The JCTO provides dedicated personnel to negotiate contracts or agreements related to clinical trials. The negotiation process involves a dialogue between the relevant parties until an agreement is reached on the terms of the contract. These terms outline the responsibilities and conduct of each party as it relates to a clinical trial. This section describes the steps involved in negotiating and finalizing Confidential Disclosure Agreements (CDAs) and Clinical Trial Agreements (CTAs) and provides information on important contract provisions.
Negotiating a CDA
Prior to receipt of clinical trial documents the PI is often asked to sign a CDA. It is required that the JCTO reviews all CDAs prior to execution. The terms of the CDA are negotiated with specific attention to the following areas:
Confidential Information: The type of confidential information and the way in which it is treated is acceptable.
Length of confidentiality: The length of time the investigator is required to maintain confidentiality must be reasonable.
Exceptions to confidentiality: Confidential information should not include information that:
- Is at the time of disclosure, or hereafter becomes, publically available through no breach of the CDA by WCM.
- Is disclosed to WCM by a third-party entitled to disclose such information in a non-confidential manner.
- Is known to WCM prior to disclosure under the CDA.
- Can be documented to be independently developed by WCM.
- Is required by applicable law to be disclosed.
CTA supersedes CDA: The CDA must include language that ensures any subsequent clinical trial agreement supersedes the CDA.
Negotiating a CTA
Step 1. JCTO Review of Draft CTA
Upon receipt of the required documents the JCTO contracts specialist reviews the draft CTA to determine if it meets all regulatory and institutional requirements.
Step 2. Negotiations
The JCTO will draft the necessary revisions and submit them to the sponsor for review. The sponsor may accept some revisions and provide counter recommendations for others. This process continues as changes are suggested and then accepted or countered by each party until an agreement is reached.
Step 3: Finalization of CTA
Once all parties have reached an agreement the final version of the CTA is circulated for signature by the PI, WCM/NYP and the sponsor.
Step 4: Release of the fully executed CTA
The JCTO notifies the PI and IRB that the contract is fully executed.
Please note, the IRB requires notification of contract execution prior to release of initial IRB approval documents.
Status of Pending Contracts
The JCTO sends out weekly Investigator Reports. These reports provide an update on the status of all contracts currently under negotiation. For inquiries regarding your Investigator Report contact JCTOcontracts@med.cornell.edu.
Important Contract Provisions
Certain contract provisions have a significant impact on investigators and the academic integrity of the institution. The negotiation of these provisions may take longer than other provisions. Information regarding each of these provisions is provided below:
Indemnification means to compensate for loss or damage; to provide security for financial reimbursement to an individual in case of a specified loss incurred by the person.

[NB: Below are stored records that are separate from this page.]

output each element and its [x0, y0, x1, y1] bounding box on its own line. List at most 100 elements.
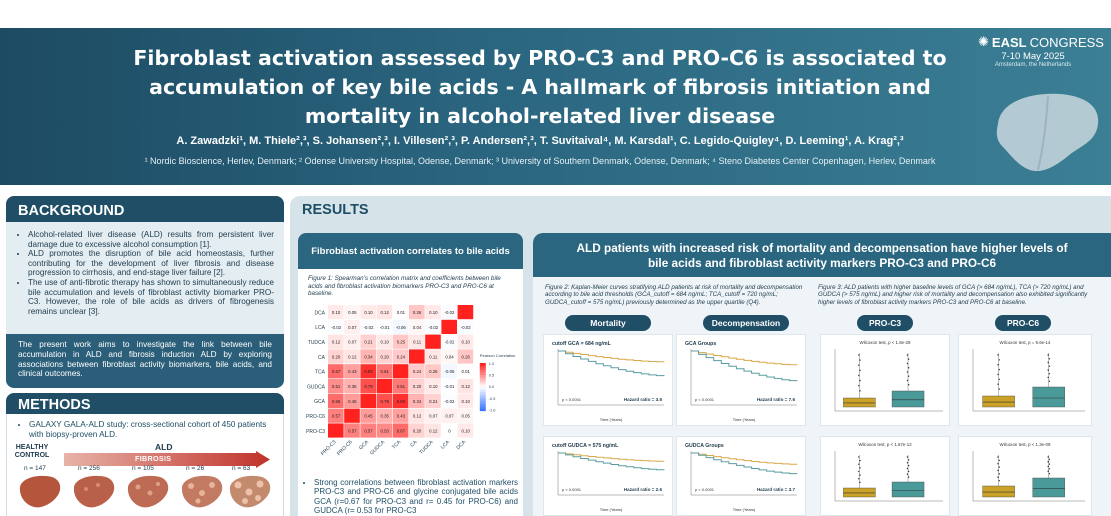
km-title: cutoff GCA = 684 ng/mL: [552, 341, 612, 347]
heatmap-value: -0.02: [445, 340, 455, 345]
liver-f1-icon: [73, 475, 115, 508]
box-low-outlier: [998, 459, 1000, 462]
heatmap-col-label: TCA: [391, 439, 403, 451]
heatmap-cell: [409, 408, 425, 423]
box-low-outlier: [997, 456, 999, 458]
heatmap-cell: [328, 319, 344, 334]
heatmap-value: 0.34: [364, 354, 373, 359]
heatmap-legend-swatch: [479, 396, 486, 400]
heatmap-legend-swatch: [479, 379, 486, 383]
box-high-outlier: [1048, 380, 1051, 382]
heatmap-legend-swatch: [479, 408, 486, 412]
box-high-outlier: [907, 459, 910, 461]
heatmap-legend-tick: -1.0: [489, 408, 496, 412]
heatmap-value: 0.07: [348, 325, 357, 330]
box-chart: Wilcoxon test, p < 1.6e-28: [834, 340, 943, 412]
box-high-outlier: [907, 375, 910, 377]
km-title: GUDCA Groups: [685, 443, 724, 449]
easl-star-icon: ✺: [978, 34, 989, 49]
figure3-caption: Figure 3: ALD patients with higher basel…: [818, 284, 1088, 306]
background-heading: BACKGROUND: [6, 196, 284, 226]
heatmap-row-label: PRO-C6: [306, 414, 325, 420]
box-high-outlier: [1048, 365, 1051, 367]
congress-place: Amsterdam, the Netherlands: [994, 62, 1072, 68]
box-high-body: [891, 481, 925, 498]
heatmap-cell: [392, 379, 409, 394]
box-low-outlier: [997, 373, 999, 376]
heatmap-cell: [425, 319, 441, 334]
heatmap-cell: [441, 364, 457, 379]
km-plot-mortality-gca: cutoff GCA = 684 ng/mL p < 0.0001 Hazard r…: [543, 334, 673, 426]
results-heading: RESULTS: [302, 202, 369, 218]
title-line-2: accumulation of key bile acids - A hallm…: [149, 75, 931, 99]
box-low-outlier: [859, 379, 861, 382]
heatmap-value: 0.25: [397, 340, 406, 345]
heatmap-value: -0.02: [445, 310, 455, 315]
heatmap-cell: [376, 305, 393, 320]
heatmap-value: 0.67: [397, 428, 406, 433]
km-p-value: p < 0.0001: [562, 397, 582, 402]
heatmap-legend-swatch: [479, 365, 486, 368]
heatmap-cell: [376, 364, 393, 379]
background-bullet: Alcohol-related liver disease (ALD) resu…: [28, 230, 274, 249]
heatmap-cell: [392, 423, 409, 438]
km-plot-decompensation-gca: GCA Groups p < 0.0001 Hazard ratio = 7.6 Ti…: [676, 334, 806, 426]
heatmap-cell: [392, 305, 409, 320]
km-p-value: p < 0.0001: [562, 487, 582, 492]
box-high-outlier: [1047, 470, 1049, 472]
congress-date: 7-10 May 2025: [1001, 51, 1065, 62]
heatmap-col-label: PRO-C6: [336, 439, 354, 457]
box-high-outlier: [906, 462, 909, 464]
box-low-outlier: [859, 459, 861, 462]
heatmap-cell: [392, 334, 409, 349]
heatmap-cell: [392, 393, 409, 408]
liver-f2-icon: [127, 475, 169, 508]
heatmap-legend-swatch: [479, 406, 486, 409]
box-low-outlier: [859, 359, 861, 361]
heatmap-legend-swatch: [479, 367, 486, 371]
box-high-outlier: [1048, 472, 1051, 475]
box-high-outlier: [907, 367, 910, 369]
heatmap-cell: [425, 349, 441, 364]
methods-bullet: GALAXY GALA-ALD study: cross-sectional c…: [29, 420, 273, 439]
liver-cirrhosis-icon: [229, 475, 271, 508]
heatmap-cell: [425, 334, 441, 349]
heatmap-value: 0.05: [348, 310, 357, 315]
box-low-outlier: [997, 364, 999, 366]
heatmap-cell: [441, 305, 457, 320]
box-high-outlier: [1047, 369, 1049, 371]
heatmap-value: 0.07: [445, 414, 454, 419]
boxplot-pro-c3-gca: Wilcoxon test, p < 1.6e-28: [820, 334, 950, 426]
heatmap-value: 0.26: [413, 310, 422, 315]
heatmap-cell: [457, 364, 474, 379]
methods-heading: METHODS: [6, 393, 284, 415]
heatmap-value: 0.24: [413, 369, 422, 374]
heatmap-value: 0.35: [348, 384, 357, 389]
km-curve-high: [558, 452, 665, 471]
box-low-outlier: [858, 456, 860, 458]
heatmap-legend-swatch: [479, 391, 486, 395]
heatmap-row-label: PRO-C3: [306, 429, 325, 435]
heatmap-cell: [425, 408, 441, 423]
group-count: n = 147: [24, 465, 46, 472]
box-high-outlier: [1047, 354, 1049, 356]
heatmap-cell: [328, 379, 344, 394]
liver-healthy-icon: [19, 475, 61, 508]
heatmap-cell: [344, 334, 360, 349]
heatmap-cell: [360, 349, 376, 364]
group-count: n = 26: [186, 465, 205, 472]
congress-brand: EASL: [991, 34, 1027, 50]
km-x-label: Time (Years): [600, 417, 623, 422]
box-low-outlier: [998, 359, 1000, 361]
heatmap-cell: [360, 334, 376, 349]
km-curve-high: [691, 350, 798, 382]
heatmap-value: 0.20: [332, 354, 341, 359]
heatmap-row-label: GUDCA: [307, 384, 326, 390]
heatmap-value: 0.57: [364, 428, 373, 433]
background-bullet: The use of anti-fibrotic therapy has sho…: [28, 278, 274, 316]
heatmap-col-label: CA: [409, 439, 419, 449]
heatmap-cell: [441, 408, 457, 423]
heatmap-cell: [457, 319, 474, 334]
heatmap-col-label: LCA: [440, 439, 452, 451]
heatmap-value: 0.12: [429, 428, 438, 433]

In the case of a clinical trial, sponsor indemnification insures that our subjects and institution are appropriately covered for losses resulting from our participation in a clinical trial. WCM/NYP does not indemnify sponsors. This section of the contract is important because if we incur costs associated with subject participation these losses will be covered.
The sponsor carries the majority of the risk and is therefore required to have adequate insurance as determined by the WCM Risk Management Office before WCM/NYP will participate in a study. Sponsors must carry a significant amount of insurance against subject and institutional losses arising from participation in the clinical trial.

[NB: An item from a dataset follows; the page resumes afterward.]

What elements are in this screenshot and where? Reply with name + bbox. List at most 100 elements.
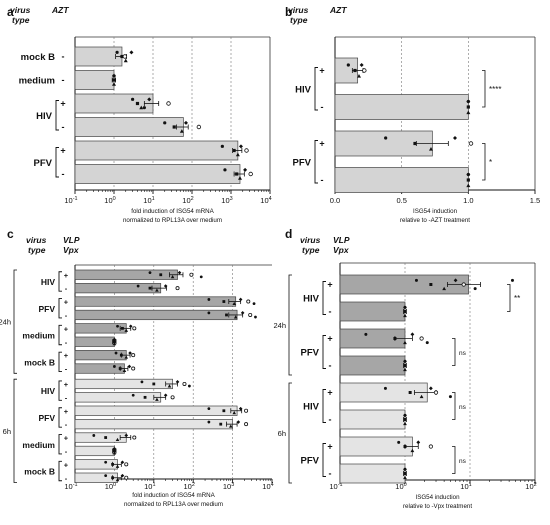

If a research subject is injured during the course of a clinical trial, the sponsor has an obligation to cover expenses related to the injury if it was caused by the study; it’s practices, or products, such as the investigational drug or device. Accordingly, the subject’s informed consent should reflect the protections to which the sponsor has agreed. A contracts specialist will review the informed consent form and request that adjustments be made to the language as necessary to ensure it is consistent with the CTA.

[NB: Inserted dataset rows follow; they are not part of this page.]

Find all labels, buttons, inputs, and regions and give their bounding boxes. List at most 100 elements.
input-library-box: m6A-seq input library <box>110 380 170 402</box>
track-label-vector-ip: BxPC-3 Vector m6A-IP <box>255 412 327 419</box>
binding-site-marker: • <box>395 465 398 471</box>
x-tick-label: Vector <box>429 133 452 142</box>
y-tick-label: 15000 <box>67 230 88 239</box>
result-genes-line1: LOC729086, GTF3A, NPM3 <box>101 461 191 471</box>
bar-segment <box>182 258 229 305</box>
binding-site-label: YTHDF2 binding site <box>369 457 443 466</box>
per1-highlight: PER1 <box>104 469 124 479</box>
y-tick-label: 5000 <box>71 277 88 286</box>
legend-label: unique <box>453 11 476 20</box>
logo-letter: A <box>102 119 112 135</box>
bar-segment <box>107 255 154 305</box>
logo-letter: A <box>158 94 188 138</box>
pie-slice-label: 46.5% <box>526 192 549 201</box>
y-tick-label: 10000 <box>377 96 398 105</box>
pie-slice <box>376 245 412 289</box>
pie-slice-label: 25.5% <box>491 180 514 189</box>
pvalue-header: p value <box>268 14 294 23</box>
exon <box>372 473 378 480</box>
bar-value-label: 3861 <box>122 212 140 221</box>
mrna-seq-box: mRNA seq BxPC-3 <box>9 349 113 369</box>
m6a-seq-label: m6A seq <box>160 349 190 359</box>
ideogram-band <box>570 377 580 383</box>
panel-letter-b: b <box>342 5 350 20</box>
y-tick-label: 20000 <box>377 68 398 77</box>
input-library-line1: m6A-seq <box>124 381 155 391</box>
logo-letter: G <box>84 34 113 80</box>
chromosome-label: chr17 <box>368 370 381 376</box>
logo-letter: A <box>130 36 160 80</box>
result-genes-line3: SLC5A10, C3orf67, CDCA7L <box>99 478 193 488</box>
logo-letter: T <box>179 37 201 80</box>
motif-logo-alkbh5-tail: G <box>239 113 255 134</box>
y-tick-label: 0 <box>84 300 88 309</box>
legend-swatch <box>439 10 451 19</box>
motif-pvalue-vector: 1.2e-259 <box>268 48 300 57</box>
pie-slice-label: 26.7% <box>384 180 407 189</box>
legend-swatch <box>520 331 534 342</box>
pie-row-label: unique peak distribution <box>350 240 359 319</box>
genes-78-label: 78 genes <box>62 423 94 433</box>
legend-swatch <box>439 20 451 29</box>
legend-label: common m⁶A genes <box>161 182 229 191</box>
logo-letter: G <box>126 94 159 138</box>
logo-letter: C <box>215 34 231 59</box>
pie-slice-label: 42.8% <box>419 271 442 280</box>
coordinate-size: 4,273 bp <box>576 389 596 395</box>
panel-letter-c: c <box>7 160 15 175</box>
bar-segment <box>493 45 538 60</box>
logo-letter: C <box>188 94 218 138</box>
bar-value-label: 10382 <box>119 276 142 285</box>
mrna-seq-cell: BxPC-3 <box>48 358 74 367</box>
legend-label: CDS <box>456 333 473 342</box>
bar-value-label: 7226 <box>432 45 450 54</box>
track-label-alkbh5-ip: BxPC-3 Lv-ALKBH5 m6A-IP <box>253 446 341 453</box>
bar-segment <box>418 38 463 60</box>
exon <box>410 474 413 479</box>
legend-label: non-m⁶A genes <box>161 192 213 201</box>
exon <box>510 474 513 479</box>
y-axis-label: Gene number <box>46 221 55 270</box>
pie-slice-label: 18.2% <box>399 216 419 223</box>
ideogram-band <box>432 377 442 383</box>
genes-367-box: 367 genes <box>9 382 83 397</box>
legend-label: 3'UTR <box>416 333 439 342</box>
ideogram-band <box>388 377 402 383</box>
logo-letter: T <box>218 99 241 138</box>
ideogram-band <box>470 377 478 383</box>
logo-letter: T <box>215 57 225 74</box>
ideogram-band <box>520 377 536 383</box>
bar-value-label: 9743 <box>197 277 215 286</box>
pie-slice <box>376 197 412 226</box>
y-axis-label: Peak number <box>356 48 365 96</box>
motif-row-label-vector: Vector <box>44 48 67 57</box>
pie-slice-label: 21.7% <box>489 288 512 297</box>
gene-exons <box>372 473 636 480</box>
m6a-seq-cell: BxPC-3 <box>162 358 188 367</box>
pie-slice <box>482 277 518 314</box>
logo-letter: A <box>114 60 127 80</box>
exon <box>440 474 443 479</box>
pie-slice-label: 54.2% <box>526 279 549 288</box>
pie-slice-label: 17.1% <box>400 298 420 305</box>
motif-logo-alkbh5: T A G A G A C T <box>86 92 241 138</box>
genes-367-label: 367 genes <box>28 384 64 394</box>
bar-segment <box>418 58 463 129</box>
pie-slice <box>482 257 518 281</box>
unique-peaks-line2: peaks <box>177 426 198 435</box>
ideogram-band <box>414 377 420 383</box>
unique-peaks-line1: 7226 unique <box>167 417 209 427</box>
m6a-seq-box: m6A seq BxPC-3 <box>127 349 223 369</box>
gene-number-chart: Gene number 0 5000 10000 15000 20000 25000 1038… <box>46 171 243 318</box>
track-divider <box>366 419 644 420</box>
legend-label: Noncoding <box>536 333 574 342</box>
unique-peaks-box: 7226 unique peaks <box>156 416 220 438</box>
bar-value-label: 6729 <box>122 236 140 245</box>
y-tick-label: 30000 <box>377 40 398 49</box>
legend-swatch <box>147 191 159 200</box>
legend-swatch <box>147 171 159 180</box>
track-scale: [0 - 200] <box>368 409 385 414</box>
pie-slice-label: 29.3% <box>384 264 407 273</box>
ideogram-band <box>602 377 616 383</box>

Scholarly publishing is a fundamental right and responsibility of researchers and institutions. Sponsors may review manuscripts prior to publication, but may not have final authority over approval. Publication clauses however typically grant the sponsor the ability to delay publication up to 30 days allowing for removal of confidential information as well as an additional 60 days for the filing of a patent application.
Intellectual property is property that results from original creative thought, as patents, copyright material and trademarks. During the course of a clinical trial the PI may either be the sole creator of intellectual property or a collaborator with the sponsor. The contract should set forth guidelines regarding inventions and who has ownership of them. The provision prevents the sponsor from gaining sole ownership of the investigators intellectual property.
Confidentiality is a set of rules that limits access or places restrictions on certain types of information. The contract should articulate each party’s obligations of confidentiality and explain what information is considered confidential, the length of time that the information must remain confidential and how it may be used.